The Jaipur foot comes from the Blagwan Mahaveer Viklang Shayata Samiti organization, no doubt unknown to most of us. Nevertheless, it does something worthwhile, important and wonderful. It provides artificial limbs for people who have been victims of work accidents or land mines, and it provides those limbs free of charge. It’s based in the western desert state of Rajasthan whose capital is Jaipur, hence the name. The person usually goes there and workers take a day or two to fashion an artificial leg or foot.

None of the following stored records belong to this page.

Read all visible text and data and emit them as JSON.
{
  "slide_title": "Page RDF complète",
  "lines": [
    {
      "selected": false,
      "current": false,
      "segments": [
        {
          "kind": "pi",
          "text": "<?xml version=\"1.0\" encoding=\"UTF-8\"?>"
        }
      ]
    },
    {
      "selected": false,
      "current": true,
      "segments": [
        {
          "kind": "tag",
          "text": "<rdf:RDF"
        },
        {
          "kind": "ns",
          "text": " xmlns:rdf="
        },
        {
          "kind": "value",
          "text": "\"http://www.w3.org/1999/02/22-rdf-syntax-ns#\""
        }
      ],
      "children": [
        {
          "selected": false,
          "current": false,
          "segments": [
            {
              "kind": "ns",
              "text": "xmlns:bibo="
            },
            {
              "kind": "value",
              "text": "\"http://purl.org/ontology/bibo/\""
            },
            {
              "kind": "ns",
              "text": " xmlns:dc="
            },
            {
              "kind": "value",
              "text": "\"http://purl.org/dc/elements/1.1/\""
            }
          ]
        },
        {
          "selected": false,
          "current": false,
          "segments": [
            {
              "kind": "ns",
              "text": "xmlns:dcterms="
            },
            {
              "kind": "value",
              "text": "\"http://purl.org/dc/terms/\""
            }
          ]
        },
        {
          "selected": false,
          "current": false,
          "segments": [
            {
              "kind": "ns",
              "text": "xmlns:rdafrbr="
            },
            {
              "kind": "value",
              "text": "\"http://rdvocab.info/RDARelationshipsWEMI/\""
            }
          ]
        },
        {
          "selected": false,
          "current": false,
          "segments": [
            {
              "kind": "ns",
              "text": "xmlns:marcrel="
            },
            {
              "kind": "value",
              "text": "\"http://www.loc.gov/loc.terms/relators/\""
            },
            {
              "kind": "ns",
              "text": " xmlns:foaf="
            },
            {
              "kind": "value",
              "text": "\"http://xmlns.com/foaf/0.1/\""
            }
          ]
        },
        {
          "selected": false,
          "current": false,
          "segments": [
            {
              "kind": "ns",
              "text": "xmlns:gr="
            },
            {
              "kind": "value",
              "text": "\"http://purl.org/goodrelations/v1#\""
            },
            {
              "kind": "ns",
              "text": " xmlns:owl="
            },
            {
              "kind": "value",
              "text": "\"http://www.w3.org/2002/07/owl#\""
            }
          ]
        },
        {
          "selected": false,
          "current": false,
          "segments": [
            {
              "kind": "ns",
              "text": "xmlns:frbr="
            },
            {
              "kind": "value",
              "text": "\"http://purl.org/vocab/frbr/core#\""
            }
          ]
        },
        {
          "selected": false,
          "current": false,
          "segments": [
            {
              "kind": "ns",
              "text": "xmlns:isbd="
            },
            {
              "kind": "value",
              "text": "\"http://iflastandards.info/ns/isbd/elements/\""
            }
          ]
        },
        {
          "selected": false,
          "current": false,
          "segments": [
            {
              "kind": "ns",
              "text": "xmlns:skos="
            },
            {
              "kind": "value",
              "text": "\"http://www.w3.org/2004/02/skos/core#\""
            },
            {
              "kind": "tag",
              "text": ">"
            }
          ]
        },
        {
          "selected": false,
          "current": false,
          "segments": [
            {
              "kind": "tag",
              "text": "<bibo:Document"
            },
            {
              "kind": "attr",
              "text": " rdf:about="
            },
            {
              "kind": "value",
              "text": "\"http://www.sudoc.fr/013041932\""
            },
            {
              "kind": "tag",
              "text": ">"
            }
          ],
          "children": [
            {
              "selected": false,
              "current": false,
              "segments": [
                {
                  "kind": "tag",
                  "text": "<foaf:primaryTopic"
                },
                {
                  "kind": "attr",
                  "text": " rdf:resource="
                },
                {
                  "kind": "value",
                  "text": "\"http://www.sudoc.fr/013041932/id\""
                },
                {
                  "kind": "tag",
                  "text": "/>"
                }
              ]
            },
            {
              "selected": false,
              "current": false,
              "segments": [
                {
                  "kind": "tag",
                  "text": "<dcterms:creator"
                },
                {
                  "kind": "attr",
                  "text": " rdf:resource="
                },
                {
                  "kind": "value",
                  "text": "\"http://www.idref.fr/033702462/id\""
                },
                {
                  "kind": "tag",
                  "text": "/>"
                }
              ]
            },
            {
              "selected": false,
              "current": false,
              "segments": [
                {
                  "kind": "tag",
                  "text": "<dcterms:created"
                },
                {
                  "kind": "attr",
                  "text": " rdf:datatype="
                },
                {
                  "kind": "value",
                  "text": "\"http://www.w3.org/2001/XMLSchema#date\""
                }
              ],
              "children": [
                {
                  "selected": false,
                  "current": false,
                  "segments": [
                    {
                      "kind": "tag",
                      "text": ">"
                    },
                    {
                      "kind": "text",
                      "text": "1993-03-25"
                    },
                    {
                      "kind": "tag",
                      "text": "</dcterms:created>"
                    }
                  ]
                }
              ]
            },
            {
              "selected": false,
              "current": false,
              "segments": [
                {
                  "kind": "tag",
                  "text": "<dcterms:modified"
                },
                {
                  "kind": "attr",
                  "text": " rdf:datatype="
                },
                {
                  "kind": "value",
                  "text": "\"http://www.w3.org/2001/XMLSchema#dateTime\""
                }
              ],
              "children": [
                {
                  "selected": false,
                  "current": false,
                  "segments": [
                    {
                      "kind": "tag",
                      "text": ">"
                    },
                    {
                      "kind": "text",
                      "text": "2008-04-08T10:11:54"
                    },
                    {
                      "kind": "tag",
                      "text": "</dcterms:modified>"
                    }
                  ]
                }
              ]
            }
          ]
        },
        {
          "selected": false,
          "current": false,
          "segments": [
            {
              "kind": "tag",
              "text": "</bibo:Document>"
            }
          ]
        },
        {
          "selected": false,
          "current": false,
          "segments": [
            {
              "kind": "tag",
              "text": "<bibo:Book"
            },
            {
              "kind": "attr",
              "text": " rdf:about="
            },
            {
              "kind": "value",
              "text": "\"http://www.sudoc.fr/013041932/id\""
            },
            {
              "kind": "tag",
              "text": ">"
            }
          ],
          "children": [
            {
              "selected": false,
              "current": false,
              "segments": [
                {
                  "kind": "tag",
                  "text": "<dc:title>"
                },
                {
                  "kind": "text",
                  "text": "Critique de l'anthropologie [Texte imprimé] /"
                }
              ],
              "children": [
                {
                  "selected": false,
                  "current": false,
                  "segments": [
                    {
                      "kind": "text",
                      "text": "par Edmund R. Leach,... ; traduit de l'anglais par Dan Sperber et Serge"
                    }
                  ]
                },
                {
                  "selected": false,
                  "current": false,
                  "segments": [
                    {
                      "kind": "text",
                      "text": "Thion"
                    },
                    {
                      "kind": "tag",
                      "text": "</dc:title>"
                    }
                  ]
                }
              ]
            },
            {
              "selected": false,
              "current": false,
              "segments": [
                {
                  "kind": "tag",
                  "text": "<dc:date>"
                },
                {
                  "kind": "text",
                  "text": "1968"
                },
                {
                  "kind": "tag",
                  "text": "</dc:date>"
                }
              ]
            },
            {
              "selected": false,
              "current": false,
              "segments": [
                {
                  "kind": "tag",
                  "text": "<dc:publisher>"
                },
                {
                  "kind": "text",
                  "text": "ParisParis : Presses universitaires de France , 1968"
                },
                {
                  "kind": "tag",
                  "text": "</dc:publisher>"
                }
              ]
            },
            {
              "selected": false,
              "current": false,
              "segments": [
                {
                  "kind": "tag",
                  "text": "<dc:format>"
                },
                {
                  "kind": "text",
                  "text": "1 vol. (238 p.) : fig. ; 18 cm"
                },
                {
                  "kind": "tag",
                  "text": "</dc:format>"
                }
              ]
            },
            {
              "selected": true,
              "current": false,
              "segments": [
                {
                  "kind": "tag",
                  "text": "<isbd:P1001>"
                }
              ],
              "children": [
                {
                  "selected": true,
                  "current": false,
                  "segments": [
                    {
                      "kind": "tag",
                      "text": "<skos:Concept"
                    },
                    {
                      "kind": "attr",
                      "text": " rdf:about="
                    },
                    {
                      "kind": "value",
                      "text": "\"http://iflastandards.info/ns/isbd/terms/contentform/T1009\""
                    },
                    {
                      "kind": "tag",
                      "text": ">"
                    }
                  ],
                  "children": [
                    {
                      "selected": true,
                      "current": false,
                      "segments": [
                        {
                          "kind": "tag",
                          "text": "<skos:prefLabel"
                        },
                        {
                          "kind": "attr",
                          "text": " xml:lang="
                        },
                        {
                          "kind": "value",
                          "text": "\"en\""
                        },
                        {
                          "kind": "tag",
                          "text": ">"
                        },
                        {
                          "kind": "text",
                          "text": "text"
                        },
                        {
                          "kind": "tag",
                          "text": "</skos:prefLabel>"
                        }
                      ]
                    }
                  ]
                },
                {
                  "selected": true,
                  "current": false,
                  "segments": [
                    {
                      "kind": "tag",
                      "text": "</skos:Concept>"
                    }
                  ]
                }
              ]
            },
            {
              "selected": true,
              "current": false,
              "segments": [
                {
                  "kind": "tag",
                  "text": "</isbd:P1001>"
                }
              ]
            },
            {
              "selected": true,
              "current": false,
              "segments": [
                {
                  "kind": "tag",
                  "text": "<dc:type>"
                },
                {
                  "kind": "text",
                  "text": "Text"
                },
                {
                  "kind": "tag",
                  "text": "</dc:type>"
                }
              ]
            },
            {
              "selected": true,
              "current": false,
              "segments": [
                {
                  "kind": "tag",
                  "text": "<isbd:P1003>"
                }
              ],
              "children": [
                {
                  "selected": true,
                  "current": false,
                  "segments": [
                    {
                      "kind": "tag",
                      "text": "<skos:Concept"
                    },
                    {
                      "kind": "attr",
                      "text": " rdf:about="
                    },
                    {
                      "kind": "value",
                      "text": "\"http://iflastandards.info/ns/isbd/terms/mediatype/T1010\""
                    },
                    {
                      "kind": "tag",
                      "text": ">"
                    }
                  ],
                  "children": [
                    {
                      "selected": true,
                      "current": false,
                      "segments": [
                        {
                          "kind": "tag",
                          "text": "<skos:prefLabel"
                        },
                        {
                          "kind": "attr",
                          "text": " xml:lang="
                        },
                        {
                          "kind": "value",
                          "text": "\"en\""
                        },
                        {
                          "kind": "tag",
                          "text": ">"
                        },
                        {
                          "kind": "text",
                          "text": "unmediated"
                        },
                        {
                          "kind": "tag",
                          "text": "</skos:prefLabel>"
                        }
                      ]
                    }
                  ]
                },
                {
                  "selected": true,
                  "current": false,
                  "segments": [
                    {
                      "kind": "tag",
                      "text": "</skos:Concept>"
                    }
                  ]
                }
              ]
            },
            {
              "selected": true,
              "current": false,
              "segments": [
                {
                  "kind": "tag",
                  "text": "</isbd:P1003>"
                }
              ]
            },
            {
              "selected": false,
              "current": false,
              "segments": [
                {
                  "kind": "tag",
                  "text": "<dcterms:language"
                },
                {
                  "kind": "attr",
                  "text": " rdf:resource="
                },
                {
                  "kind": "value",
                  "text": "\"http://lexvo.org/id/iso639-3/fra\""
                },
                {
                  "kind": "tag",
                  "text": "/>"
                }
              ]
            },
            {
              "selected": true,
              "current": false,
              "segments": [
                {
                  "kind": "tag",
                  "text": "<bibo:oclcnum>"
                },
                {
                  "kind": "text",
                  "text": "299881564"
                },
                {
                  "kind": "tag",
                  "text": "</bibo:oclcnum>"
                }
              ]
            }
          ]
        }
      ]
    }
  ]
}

It’s crude, made from locally available materials but it serves its purpose and some can even learn how to run with their new foot. Since it began in 1975 it has fitted around one million people. It costs them about $40 per prosthesis but they do not charge. Now MIT has heard of their work and is trying to adapt it and improve upon it. Problem is in the US cost becomes a major issue, a prosthesis would cost $8,000 or $9,000. It is hoped MIT can provide funding as well as an upgraded technology. Still, it’s remarkable what can be done when profit does not determine outcome.

The Needs of Democracy

When two sides are at an impasse, it is as I recall good practice to find some underlying common ground. In the case of healthcare, couldn’t that common ground be what’s good for individual citizens? Couldn’t that criterion if taken seriously usher cutting through the political, philosophical and ideological posturing that has created the impasse? It wouldn’t be easy. It would mean that each side would need to connect to a new mind-set, something difficult in Washington, where winning is often more important than true principle or real common values. It seems the current mind-set leans toward leaving people out, or at least seeing them in utilitarian terms—their votes. Either way, that does not serve the needs of democracy. Whether it is the good of the people or some other underlying criterion, let’s hope one is found lest harm sets in.